I am afraid that mathematician Owas is correct: the mental picture of the electron as a material object (as opposed to the view that the electron is a set of concepts that help us to systematize experimental observations) seem to lead nowhere. However one looks at it, this particular admission is not helpful in thinking about its nature or its properties. Even from the standpoint of physics, its status is unsettled and it may never be settled because it cannot be settled in a unique way. The economy of treatment, history, and easy-to-visualize imagery of the material point floating in space naturally lead us to this particular mental picture. It is appealing, but indefensible.

But then, what objects are “material”? Are not tables made of the electrons? What makes tables material is not that such objects are macroscopic. It is that we can systematize such objects intuitively, without the need for conscious conceptualization. I believe that this is the only difference between the electrons and the tables. In the course of the discussion, an argument has been reiterated many times that electrons are different because we cannot perceive them with our senses directly, unlike the tables. So aids are needed and the theories of their operation are required, etc.

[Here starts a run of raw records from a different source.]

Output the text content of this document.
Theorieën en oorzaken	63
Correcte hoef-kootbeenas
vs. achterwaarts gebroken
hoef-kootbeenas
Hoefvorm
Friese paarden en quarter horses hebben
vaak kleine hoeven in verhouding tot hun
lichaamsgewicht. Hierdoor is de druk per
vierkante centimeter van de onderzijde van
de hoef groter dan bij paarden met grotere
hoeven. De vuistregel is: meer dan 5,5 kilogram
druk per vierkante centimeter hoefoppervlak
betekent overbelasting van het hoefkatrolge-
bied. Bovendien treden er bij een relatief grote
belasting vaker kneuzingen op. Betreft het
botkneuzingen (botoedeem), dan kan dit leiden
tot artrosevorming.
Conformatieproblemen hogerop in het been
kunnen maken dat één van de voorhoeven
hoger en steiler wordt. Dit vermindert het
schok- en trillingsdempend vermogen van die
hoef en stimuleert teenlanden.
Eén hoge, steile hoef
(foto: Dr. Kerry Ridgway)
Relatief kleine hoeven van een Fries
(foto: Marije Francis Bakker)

That is not true. A single high energy electron can be seen by a naked eye, about 100 electrons in helium can be heard, and a few thousands electrons in water (on the authority of Ed Hart who did such experiments in the late 1960s) can be tasted.

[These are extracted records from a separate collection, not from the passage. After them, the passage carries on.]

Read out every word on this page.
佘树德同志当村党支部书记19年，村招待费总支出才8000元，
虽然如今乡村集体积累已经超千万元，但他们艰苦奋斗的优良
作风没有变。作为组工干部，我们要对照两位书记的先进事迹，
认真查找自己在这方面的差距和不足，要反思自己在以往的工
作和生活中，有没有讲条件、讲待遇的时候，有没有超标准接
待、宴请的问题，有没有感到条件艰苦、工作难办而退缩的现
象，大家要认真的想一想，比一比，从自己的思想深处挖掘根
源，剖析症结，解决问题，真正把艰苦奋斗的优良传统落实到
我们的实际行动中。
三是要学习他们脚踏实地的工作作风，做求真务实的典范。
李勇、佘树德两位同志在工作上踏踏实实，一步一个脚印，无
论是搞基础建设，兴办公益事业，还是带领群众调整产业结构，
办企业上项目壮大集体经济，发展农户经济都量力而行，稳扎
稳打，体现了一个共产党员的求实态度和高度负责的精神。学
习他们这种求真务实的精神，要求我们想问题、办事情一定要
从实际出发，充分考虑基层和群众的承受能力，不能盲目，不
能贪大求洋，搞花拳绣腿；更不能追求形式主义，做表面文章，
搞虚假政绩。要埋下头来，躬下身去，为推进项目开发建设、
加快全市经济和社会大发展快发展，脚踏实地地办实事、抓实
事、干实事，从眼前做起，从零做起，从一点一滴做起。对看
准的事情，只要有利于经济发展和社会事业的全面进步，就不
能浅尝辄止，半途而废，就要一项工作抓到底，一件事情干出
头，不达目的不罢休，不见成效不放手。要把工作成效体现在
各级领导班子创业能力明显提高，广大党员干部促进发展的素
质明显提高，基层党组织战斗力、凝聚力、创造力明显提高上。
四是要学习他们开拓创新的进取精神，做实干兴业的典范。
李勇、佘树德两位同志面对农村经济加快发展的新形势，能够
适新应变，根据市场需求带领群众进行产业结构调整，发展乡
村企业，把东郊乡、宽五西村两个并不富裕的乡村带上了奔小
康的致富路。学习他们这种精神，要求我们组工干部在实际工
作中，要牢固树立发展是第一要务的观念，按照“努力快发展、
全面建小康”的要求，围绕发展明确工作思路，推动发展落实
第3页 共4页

http://lsda.jsc.nasa.gov/books/skylab/Ch14.htm
http://www.sciencedaily.com/releases/2007/06/070606113357.htm
http://www.aip.org/pt/feb00/maris.htm
What differs seeing the electron from seeing the table is one’s ability to recognize the act of direct excitation of retinal isomerization by inelastic scattering of MeV electron (or emission of the Cerenkov light in the eyeball) as “seeing the electron.” Would we be endowed intuition that allowed us to make such a distinction, the electrons would be as real to us as tables. However, we do not have this inborn recognition ability, and all our theorizing and reasoning does not replace it. For that reason alone the electrons may never be as real to us as tables, but the problem is with our heads rather than our eyes.

Do electrons exist? One can answer this question in a Platonic sense: that any idea, such as the idea of the electron, exists as long as it partakes of the Ideal. Still, one would like to know why this particular idea seem to work so well; why can we start with this seemingly incoherent and even contradictory set of ideas and predict many properties of tables. It seems that not all ideas have the same currency. This is what puzzle 10 is about. In Leibniz’s parlance, there is something in the idea of the electron that makes it especially potent and hence gives it the property of existence. I remind what the perfection to Leibniz is: suppose A already exists. If B is compatible with A and only A, but C is compatible with A and D, C is more perfect than B. If C is the most perfect, then it exists. To Leibnitz, existence is the property of maximum mutual compatibility and perfection of the ideas. I suggest considering the existence of the electrons along these lines. Translating it back to physics, do electrons exist because this allows maximal variety of choices for structure? Do electrons exist in order to make tables possible?